Messages to the users should be treated in the same manner as creating a new exception to throw -- you provide the information they will need to decide what to do.

This will of course depend upon your application and userbase, but it should be your guiding principal -- your intent should be to provide the information needed for the "caller" to determine what, if anything, they can do to sucessfully perform the desired action. If it's something simple like an access error to a file, you give a file path and the message that you couldn't access it. If it's a null pointer exception, just give a generic error message.

Of course there are going to be more "unable to perform the desired action" messages than there will be ones that the user can actually fix, but that's just life - most exceptions are because we made a mistake, not because the user setup the environment incorrectly.

This is a common theme:

How can you help the uninformed / computer illiterate at the same time as showing information that more advanced users such as programmers, developer, testers, etc. can use.
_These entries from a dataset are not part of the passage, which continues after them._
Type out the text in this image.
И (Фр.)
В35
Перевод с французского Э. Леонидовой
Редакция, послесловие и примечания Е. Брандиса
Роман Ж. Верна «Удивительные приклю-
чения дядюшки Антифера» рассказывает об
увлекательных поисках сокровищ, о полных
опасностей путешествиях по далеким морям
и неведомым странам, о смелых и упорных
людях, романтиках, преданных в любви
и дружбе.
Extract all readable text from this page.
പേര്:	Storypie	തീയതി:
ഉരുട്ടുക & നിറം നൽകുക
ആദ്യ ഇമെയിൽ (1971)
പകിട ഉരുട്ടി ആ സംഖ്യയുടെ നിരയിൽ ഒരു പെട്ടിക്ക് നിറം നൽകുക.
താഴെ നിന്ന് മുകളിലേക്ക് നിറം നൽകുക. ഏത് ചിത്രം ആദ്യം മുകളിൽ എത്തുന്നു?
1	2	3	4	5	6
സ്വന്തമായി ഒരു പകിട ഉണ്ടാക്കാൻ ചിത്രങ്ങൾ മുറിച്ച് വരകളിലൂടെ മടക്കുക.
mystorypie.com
I think the answer is you do both!

The order is important though and I recommend you have:

  • What happened.
  • What to do now
  • Technical Details

Technical Details is the part that has information for either advanced orders or for regular users when reporting an issue

What you want to show depends on how ashamed you are for screwing up.

The point is to get the details of the failure to technical support as quickly and smoothly as possible. That may mean you send the log file including the stack trace of the terminating error back home automatically or you kindly ask the user to click a button which will initiate the transfer. Maybe through USB stick if there is no internet connection.
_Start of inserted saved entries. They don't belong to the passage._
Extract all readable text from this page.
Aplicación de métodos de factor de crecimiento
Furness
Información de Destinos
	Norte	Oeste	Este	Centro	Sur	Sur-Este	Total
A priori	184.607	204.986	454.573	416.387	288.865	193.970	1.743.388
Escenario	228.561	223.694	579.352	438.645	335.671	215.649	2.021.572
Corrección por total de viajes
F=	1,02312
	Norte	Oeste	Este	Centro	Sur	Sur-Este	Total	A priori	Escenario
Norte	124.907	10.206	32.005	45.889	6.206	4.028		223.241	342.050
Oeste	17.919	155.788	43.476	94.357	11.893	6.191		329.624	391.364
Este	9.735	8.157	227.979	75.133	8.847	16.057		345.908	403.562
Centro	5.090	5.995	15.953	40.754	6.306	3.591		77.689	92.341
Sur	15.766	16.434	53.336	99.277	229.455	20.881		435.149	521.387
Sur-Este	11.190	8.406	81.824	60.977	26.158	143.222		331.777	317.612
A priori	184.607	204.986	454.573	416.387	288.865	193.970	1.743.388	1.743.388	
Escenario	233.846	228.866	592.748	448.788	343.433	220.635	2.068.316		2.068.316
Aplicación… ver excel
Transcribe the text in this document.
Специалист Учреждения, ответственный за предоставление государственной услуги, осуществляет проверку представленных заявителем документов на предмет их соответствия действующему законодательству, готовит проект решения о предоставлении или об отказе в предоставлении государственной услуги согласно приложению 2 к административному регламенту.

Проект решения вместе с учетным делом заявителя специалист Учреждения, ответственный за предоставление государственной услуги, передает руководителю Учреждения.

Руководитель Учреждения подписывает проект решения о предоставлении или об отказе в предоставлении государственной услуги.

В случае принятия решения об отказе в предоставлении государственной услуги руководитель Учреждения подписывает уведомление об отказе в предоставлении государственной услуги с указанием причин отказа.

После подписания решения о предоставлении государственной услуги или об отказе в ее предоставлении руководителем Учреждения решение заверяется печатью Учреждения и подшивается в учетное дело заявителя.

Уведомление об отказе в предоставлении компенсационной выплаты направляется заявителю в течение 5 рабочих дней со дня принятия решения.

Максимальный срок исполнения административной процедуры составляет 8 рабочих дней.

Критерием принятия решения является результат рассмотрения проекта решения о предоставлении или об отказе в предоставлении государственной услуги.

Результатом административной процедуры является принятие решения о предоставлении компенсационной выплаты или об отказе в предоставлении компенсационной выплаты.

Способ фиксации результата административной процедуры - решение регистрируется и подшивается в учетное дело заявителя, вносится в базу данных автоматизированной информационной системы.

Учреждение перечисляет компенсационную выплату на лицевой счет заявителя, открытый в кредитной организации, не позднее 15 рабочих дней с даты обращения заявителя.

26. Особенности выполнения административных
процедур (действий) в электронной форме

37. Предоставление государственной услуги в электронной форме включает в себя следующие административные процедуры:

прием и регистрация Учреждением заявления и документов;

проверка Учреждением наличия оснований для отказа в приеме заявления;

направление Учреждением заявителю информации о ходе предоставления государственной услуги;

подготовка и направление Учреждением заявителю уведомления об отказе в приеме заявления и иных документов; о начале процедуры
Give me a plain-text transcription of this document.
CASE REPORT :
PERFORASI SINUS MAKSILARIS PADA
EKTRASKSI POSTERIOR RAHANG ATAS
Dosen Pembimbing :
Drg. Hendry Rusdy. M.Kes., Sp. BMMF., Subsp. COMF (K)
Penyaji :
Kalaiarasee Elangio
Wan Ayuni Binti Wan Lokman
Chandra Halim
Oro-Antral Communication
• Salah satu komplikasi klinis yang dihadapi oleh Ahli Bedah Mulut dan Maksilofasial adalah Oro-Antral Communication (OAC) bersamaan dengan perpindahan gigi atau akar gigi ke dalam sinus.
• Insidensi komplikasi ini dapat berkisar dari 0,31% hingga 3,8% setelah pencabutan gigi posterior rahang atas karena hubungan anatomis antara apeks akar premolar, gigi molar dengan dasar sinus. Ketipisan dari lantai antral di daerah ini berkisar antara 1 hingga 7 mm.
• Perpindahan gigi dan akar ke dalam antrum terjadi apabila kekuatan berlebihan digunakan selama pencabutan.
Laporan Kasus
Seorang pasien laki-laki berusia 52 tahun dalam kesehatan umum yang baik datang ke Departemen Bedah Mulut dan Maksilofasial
I like the rationale behind the accepted answer, but I must respectfully disagree at least with my interpretation of limiting the information to what is "actionable". I want to know just a little teeny bit more than that as a user than "unexpected error".
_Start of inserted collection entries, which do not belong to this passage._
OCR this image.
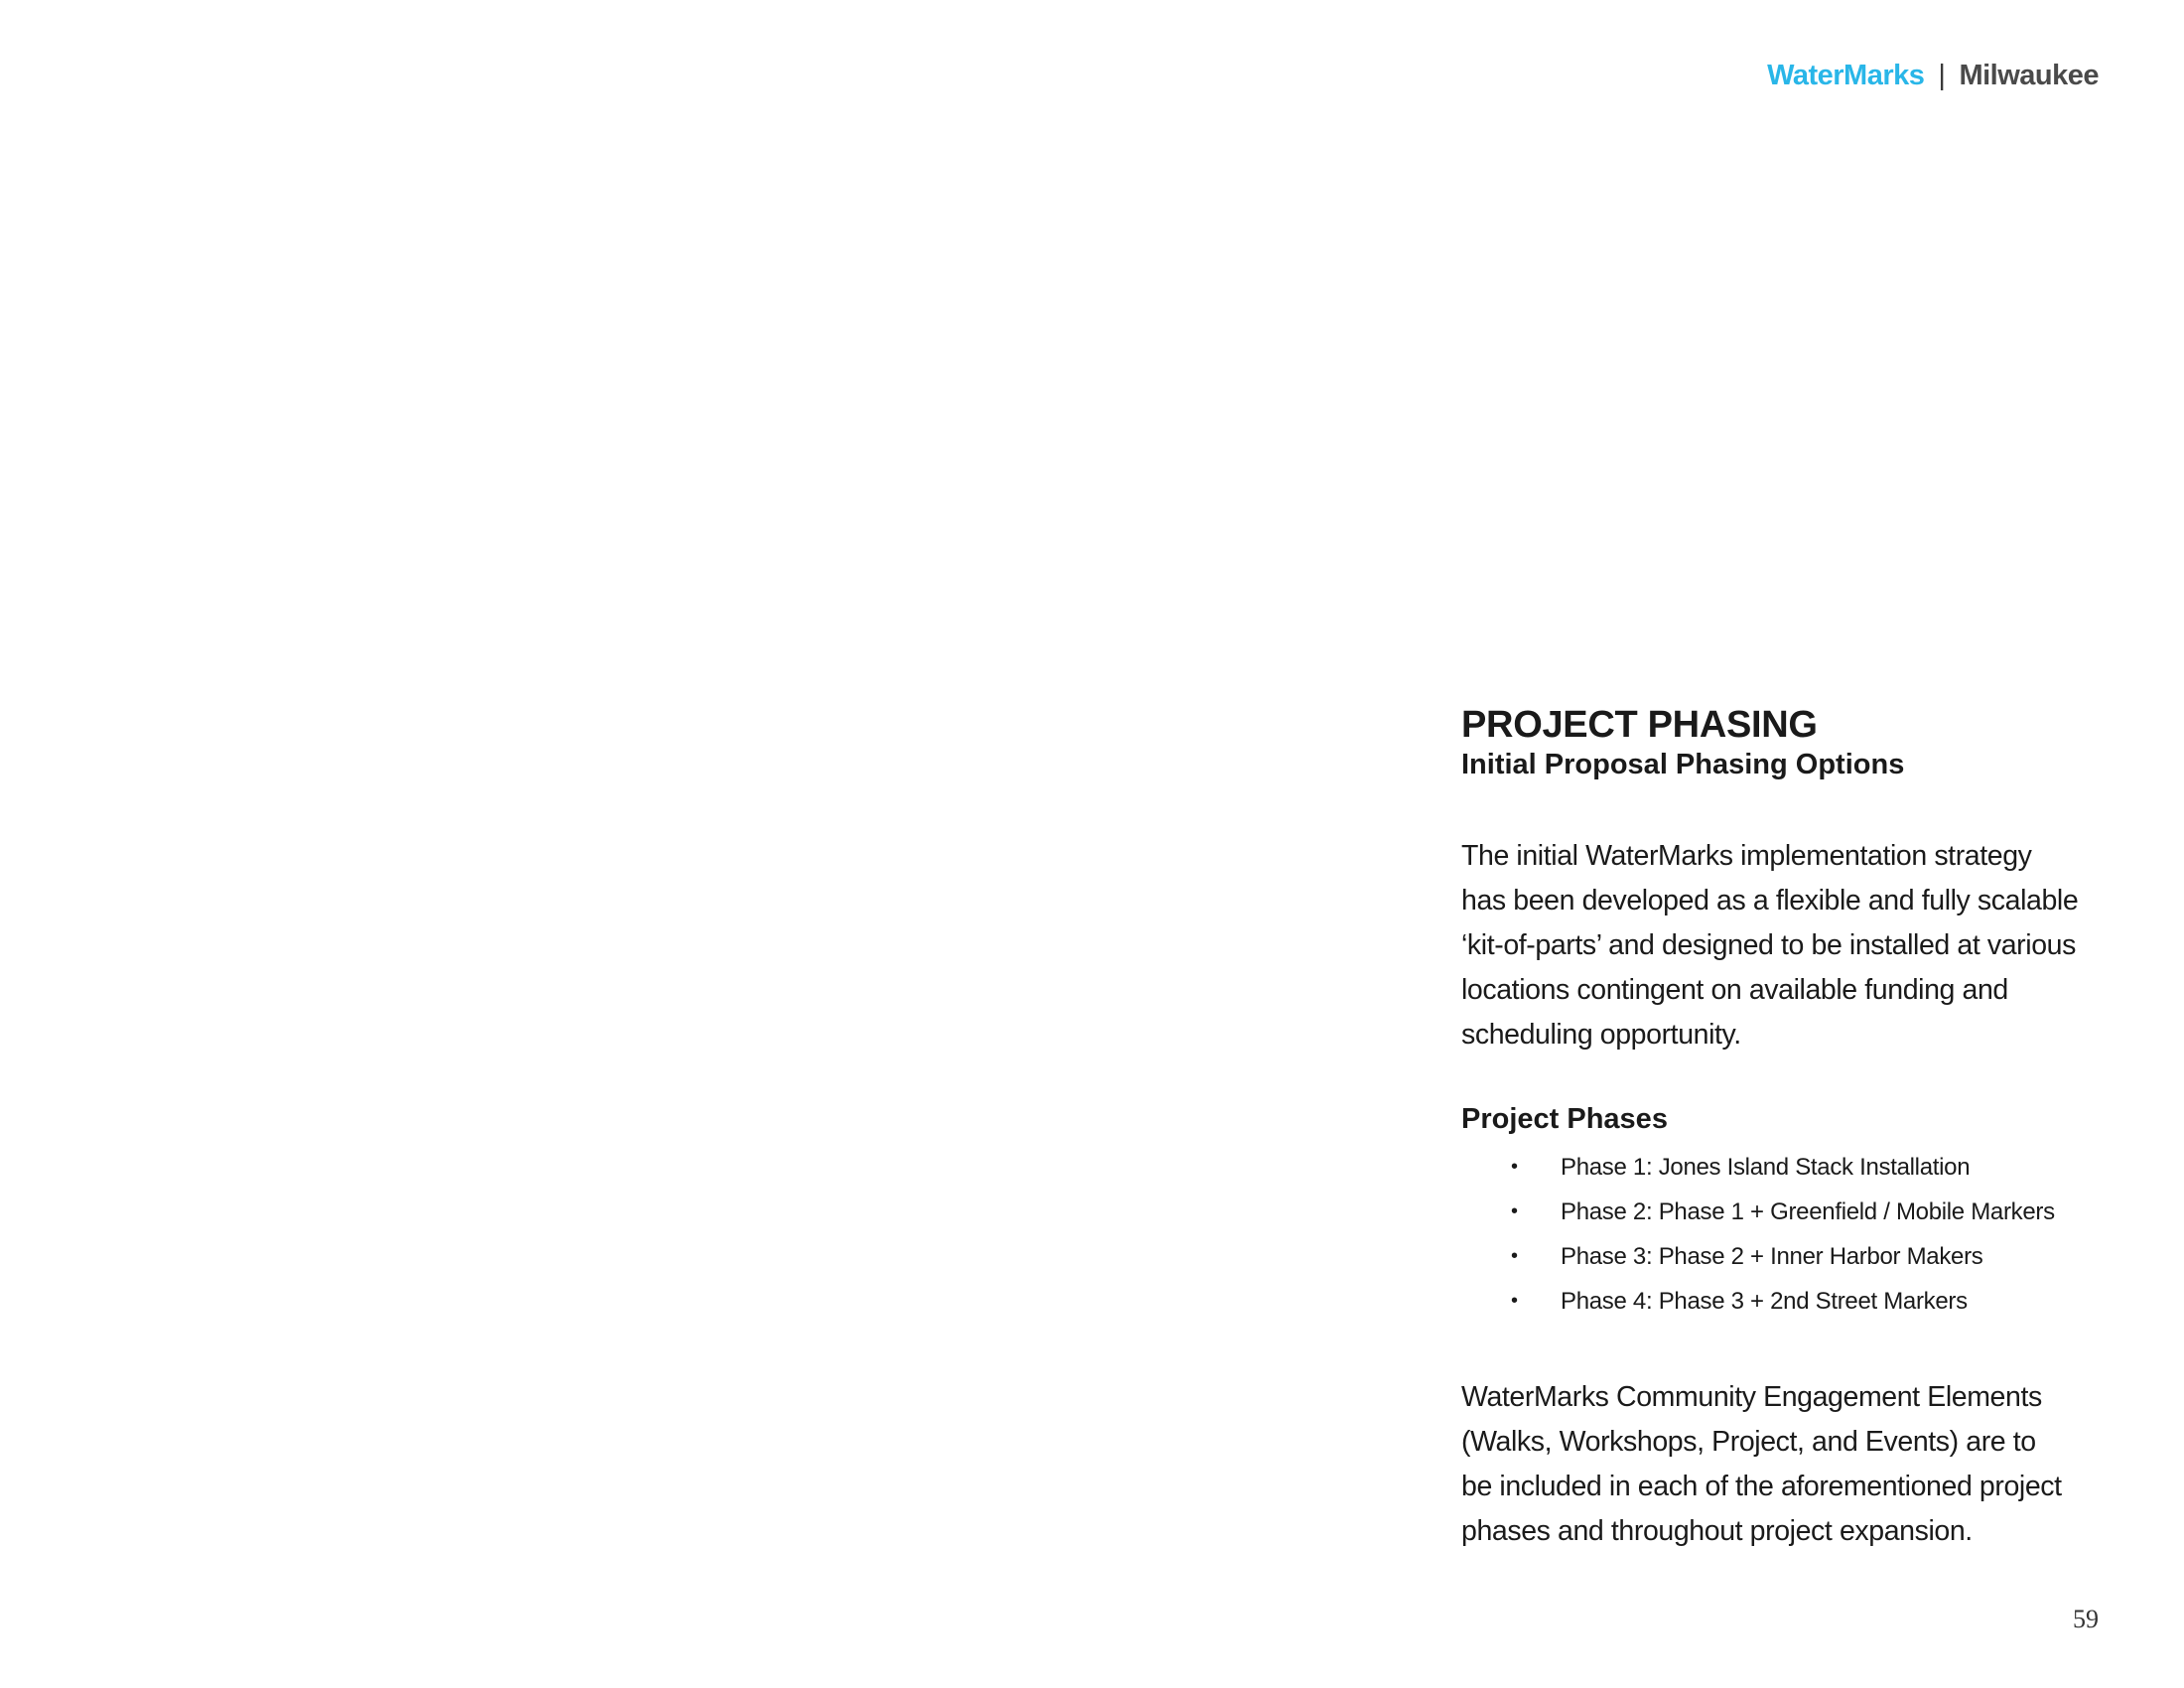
WaterMarks | Milwaukee
PROJECT PHASING
Initial Proposal Phasing Options
The initial WaterMarks implementation strategy
has been developed as a flexible and fully scalable
‘kit-of-parts’ and designed to be installed at various
locations contingent on available funding and
scheduling opportunity.
Project Phases
• Phase 1: Jones Island Stack Installation
• Phase 2: Phase 1 + Greenfield / Mobile Markers
• Phase 3: Phase 2 + Inner Harbor Makers
• Phase 4: Phase 3 + 2nd Street Markers
WaterMarks Community Engagement Elements
(Walks, Workshops, Project, and Events) are to
be included in each of the aforementioned project
phases and throughout project expansion.
59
And admittedly I am a bit computer-savvy and I have that bias, but I don't think this is a particularly biased view. Because I can try my best to remove that bias by applying this mindset to domains for which I have little expertise, like aviation.

While I know little about aviation, say my flight is delayed or canceled and the only thing the staff tell me is, "We had an unexpected error. Please wait 3 hours for a subsequent flight." You'll at least find me a bit more of a disgruntled customer in those cases because, even though it doesn't really affect my course of action either way, I just want to know just a tiny bit more about why I'm being inconvenienced this way as a paying customer.

If they just said like, "We're experiencing turbulent weather," or "We had a medical emergency in our previous flight," or an equipment malfunction or whatever, that's plenty enough for me to sympathize much more than "unexpected error" and be a little more content sitting around and waiting 3 hours for the next flight. Actually I might even prefer some technobabble that goes over my head to "unexpected error" like, "All right, the words coming out of your mouth are going into my ear but not reaching the central processor. But I get now that there's some sort of issue there and I'ma go grab some coffee and sit over there! Hope you guys get that issue sorted out with that thingamajig!"

And often in terms of exception-handling, I think you usually have enough of that kind of basic info of what happened at the catch site, even if you want to hide the more technical details of the exception, like:

try
{
     load_file(file_name);
}
catch (const exception& ex)
{
     exception_dialog("Failed to load file: '{1}'.", file_name);
}

And that's not even displaying what might potentially be the very technical information attached to the exception, but it's at least telling us considerably more than "unexpected error". It at least provides a contextual "what/where/when" even if it doesn't say "why/how". I think at least the desire for this basic level of info is not particularly biased by my computer-savviness.

The rest is probably very specific to your customers and particular needs. But my appeal is at least for something just a teeny bit more than "unexpected error".